According to the Canadian Grain Commission, 94.6 per cent of Canada's licensed barley exports in the August 2020 to March 2021 period were destined for China.
The current forecast would be the highest executed barley exports since 3.9 million tonnes were shipped in 2007-08 and 4.0 million tonnes were shipped in 1996-97.
The record low carry-in forecast of just 500,000 tonnes nationally also reflects buoyant domestic stockfeed demand.
Crop progress in Canada will be keenly scrutinised as the season progresses.
A yield of 3.5 tonnes per hectare is required before stocks start to build, assuming 91.8 per cent of the planted area is harvested and there is no change to domestic demand or exports in 2021-22.
The long-term average barley yield in Canada is 3.73t/ha.
According to the Statistics Canada survey, canola planting intentions for the world's biggest canola-producing nation came in at 8.71 million hectares.
This would be up 3.6 per cent - or 300,000ha - from the area planted in 2020, and reverses a four-year downward trend.

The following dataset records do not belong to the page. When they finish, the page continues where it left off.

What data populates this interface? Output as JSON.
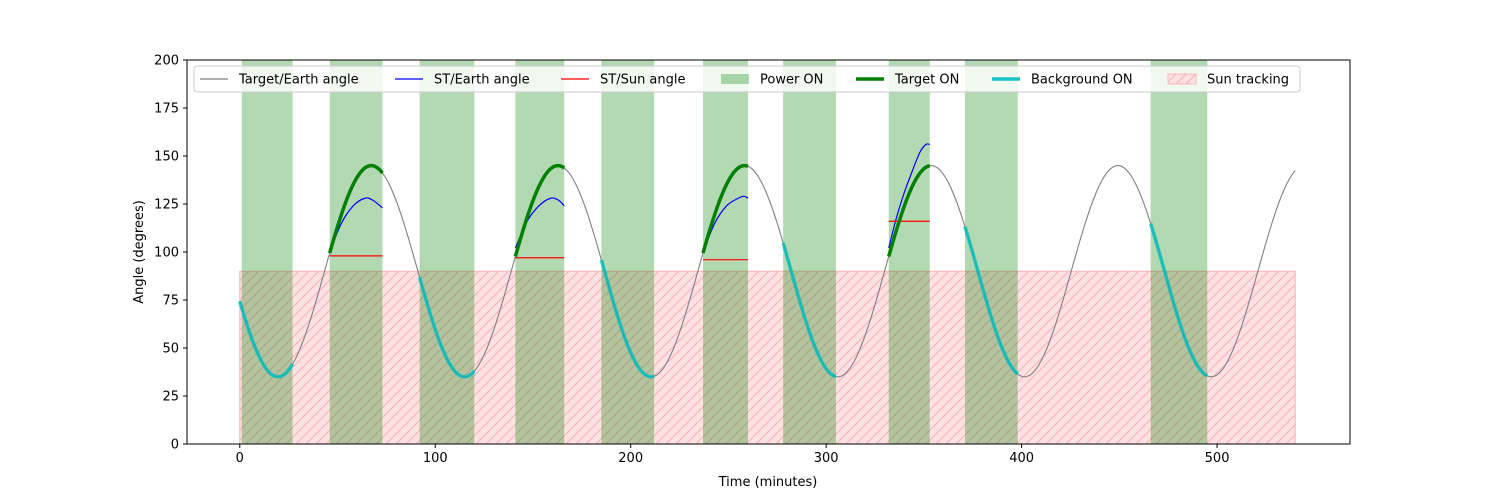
{
  "chart_data": {
    "type": "line",
    "title": "",
    "xlabel": "Time (minutes)",
    "ylabel": "Angle (degrees)",
    "xlim": [
      -27,
      568
    ],
    "ylim": [
      0,
      200
    ],
    "x_ticks": [
      0,
      100,
      200,
      300,
      400,
      500
    ],
    "y_ticks": [
      0,
      25,
      50,
      75,
      100,
      125,
      150,
      175,
      200
    ],
    "grid": false,
    "legend_position": "top",
    "colors": {
      "target_earth": "#808080",
      "st_earth": "#0000ff",
      "st_sun": "#ff0000",
      "power_on": "#008000",
      "target_on": "#008000",
      "background_on": "#00bfbf",
      "sun_tracking": "#ff9999"
    },
    "legend": [
      {
        "key": "target_earth",
        "label": "Target/Earth angle",
        "kind": "line"
      },
      {
        "key": "st_earth",
        "label": "ST/Earth angle",
        "kind": "line"
      },
      {
        "key": "st_sun",
        "label": "ST/Sun angle",
        "kind": "line"
      },
      {
        "key": "power_on",
        "label": "Power ON",
        "kind": "patch"
      },
      {
        "key": "target_on",
        "label": "Target ON",
        "kind": "thick"
      },
      {
        "key": "background_on",
        "label": "Background ON",
        "kind": "thick"
      },
      {
        "key": "sun_tracking",
        "label": "Sun tracking",
        "kind": "hatch"
      }
    ],
    "target_earth_model": {
      "description_of_curve": "sinusoid",
      "mean_deg": 90,
      "amplitude_deg": 55,
      "period_min": 95.5,
      "min_at_min": 19.5,
      "t_start": 0,
      "t_end": 540
    },
    "power_on_intervals": [
      [
        1,
        27
      ],
      [
        46,
        73
      ],
      [
        92,
        120
      ],
      [
        141,
        166
      ],
      [
        185,
        212
      ],
      [
        237,
        260
      ],
      [
        278,
        305
      ],
      [
        332,
        353
      ],
      [
        371,
        398
      ],
      [
        466,
        495
      ]
    ],
    "sun_tracking_intervals": [
      [
        0,
        540
      ]
    ],
    "sun_tracking_max_deg": 90,
    "target_on_intervals": [
      [
        46,
        73
      ],
      [
        141,
        166
      ],
      [
        237,
        260
      ],
      [
        332,
        353
      ]
    ],
    "background_on_intervals": [
      [
        0,
        27
      ],
      [
        92,
        120
      ],
      [
        185,
        212
      ],
      [
        278,
        305
      ],
      [
        371,
        398
      ],
      [
        466,
        495
      ]
    ],
    "st_earth_series": [
      {
        "x": [
          46,
          52,
          58,
          64,
          68,
          73
        ],
        "y": [
          100,
          115,
          124,
          128,
          127,
          123
        ]
      },
      {
        "x": [
          141,
          147,
          153,
          159,
          163,
          166
        ],
        "y": [
          102,
          116,
          124,
          128,
          127,
          124
        ]
      },
      {
        "x": [
          237,
          243,
          249,
          255,
          258,
          260
        ],
        "y": [
          100,
          115,
          124,
          128,
          129,
          128
        ]
      },
      {
        "x": [
          332,
          336,
          340,
          344,
          348,
          351,
          353
        ],
        "y": [
          102,
          118,
          131,
          142,
          152,
          156,
          156
        ]
      }
    ],
    "st_sun_series": [
      {
        "x": [
          46,
          73
        ],
        "y": [
          98,
          98
        ]
      },
      {
        "x": [
          141,
          166
        ],
        "y": [
          97,
          97
        ]
      },
      {
        "x": [
          237,
          260
        ],
        "y": [
          96,
          96
        ]
      },
      {
        "x": [
          332,
          353
        ],
        "y": [
          116,
          116
        ]
      }
    ]
  }
}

But it would be 0.9 per cent below the five-year average.
There is now an added incentive for the Canadian farmer to maximise canola area, with prices soaring to their highest level in more than a decade in the five weeks since the planting survey finished.
This is a function of dwindling old crop stockpiles as crushers and exporters fight to secure old crop stocks.
The carry out is forecast to drop to 1.2 million tonnes by the end of the 2020-21 crop year on July 31, which would be the lowest end-of-season figure since 2013.
About 90 per cent of Canada's annual production is exported to global customers.
Foremost among the importers of this canola is China, which has accelerated imports of the Canadian produced oilseed - despite blocking shipments from two of the country's major exporters since 2019.
Government export data reveals that about 1.58 million tonnes of canola was exported to China from licenced facilities in the first seven months of the 2020-21 marketing year, which represents 22.5 per cent of total exports for the period.
According to the Statistics Canada grower survey responses, the area planted to oats is expected to fall by 6 per cent year-on-year to 1.46 million hectares. This would still be 7.8 per cent higher than the five-year average.
The country's lentil area is forecast to be 0.3 per cent lower than 2020, at 1.83 million hectares. This is about 3.1 per cent below the five-year average.
The big mover on the pulse front is expected to be dry peas, with plantings anticipated to contract by 9.8 per cent to 1.54 million hectares from a year earlier.
This would be the smallest sown area in three years and 6.7 per cent below the five-year average.
Significant precipitation is needed in south eastern and south central Saskatchewan, Northern Alberta and Manitoba.
Planting for most principal spring crops typically begins in mid-May.
But many farmers in southern Alberta started in early April this year due to a lack of snow cover and above-average temperatures.
The dry conditions could prompt growers to make last-minute changes to their seeding plans, resulting in a reduction in plantings of small-seeded crops such as canola - with barley the potential beneficiary.
Weather conditions in the next few months and the elevated price regime will no doubt influence the final seeded area.